A logarithmic music scale
[21 Aug 2007]
In an article from the Mercury News Indie rocker mixes math with music [link no longer available], we read of a musician who uses a logarithmic music scale.
Schneider [...] has a zeal for math that approaches infinity. He even completed two calculus classes and two physics classes behind his manager’s back as he worked on his band’s latest CD, “New Magnetic Wonder.”
Schneider’s two loves, math and music, came together on the new CD. Two short tracks were written using his new scale, which is based on natural logarithms.
The intervals between notes shrink as you go up the scale, and only two of the notes are familiar pitches. The result is a weird, unearthly sound that Schneider compares to “alien classical music.”
My own 10-Note Musical Scale
In a previous life when I was heavily into music, I created a 10-note scale. [Western music normally uses 12 notes per octave; 7 white notes and 5 black notes on a piano.]
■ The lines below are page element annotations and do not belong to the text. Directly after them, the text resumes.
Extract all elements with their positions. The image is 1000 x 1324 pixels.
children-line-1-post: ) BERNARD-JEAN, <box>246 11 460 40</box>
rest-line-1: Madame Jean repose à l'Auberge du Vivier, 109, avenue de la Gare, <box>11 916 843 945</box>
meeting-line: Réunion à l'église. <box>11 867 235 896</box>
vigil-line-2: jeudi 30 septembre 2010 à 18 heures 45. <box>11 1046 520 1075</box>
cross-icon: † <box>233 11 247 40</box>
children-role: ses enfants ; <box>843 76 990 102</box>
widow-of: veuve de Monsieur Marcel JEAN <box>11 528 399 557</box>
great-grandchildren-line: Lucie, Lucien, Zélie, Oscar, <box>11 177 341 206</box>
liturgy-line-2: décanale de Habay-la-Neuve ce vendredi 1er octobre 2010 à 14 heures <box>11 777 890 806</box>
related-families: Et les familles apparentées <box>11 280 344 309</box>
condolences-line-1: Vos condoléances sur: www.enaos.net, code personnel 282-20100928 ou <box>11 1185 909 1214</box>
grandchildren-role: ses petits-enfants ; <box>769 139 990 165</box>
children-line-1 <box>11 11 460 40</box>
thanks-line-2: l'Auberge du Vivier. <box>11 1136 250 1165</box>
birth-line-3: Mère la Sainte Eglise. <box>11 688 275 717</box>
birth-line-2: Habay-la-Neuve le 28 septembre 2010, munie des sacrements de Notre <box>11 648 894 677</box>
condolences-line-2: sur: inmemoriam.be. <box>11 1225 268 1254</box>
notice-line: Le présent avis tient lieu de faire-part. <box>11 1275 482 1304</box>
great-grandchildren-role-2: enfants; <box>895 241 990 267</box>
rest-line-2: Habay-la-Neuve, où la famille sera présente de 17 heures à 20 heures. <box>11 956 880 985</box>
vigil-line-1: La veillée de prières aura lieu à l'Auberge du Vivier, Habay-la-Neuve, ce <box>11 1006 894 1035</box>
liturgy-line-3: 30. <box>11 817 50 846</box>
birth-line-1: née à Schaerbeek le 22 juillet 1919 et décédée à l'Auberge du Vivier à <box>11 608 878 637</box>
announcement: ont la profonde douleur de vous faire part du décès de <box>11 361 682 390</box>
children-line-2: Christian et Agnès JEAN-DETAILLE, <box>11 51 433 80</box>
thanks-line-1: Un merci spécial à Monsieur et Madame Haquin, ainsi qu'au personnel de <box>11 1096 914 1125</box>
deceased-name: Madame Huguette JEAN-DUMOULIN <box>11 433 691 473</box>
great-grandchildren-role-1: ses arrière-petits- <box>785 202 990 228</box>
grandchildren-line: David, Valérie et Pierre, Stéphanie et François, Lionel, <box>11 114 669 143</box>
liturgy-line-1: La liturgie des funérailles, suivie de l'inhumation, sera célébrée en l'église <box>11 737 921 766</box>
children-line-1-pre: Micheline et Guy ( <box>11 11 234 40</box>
My 10-note scale was evenly divided, that is, there was an equal “space” between each of the 10 notes. So instead of using 2n/12 to determine the frequency of the next note in the scale, as is the case with an equal-tempered 12-tone scale, mine used 2n/10. [To see what I am talking about, go to What are the frequencies of music notes?.]
My scale sounded pretty awful, but mathematically it was kinda neat. I could only “play” it on a computer, since no real instrument could play it (with the exception of stringed instruments like a violin, but it would be very difficult to hit the correct notes, or perhaps a re-tuned piano).
Robert Schneider’s logarithmic scale also sounds pretty bad, but it is nonetheless interesting. His scale is only possible on a computer, as well:
Schneider knew the math behind the scale was beautiful, but it took a year before his brother-in-law created a computer program that let him hear it played on a traditional keyboard. The odd sounds from the familiar interface were jarring at first.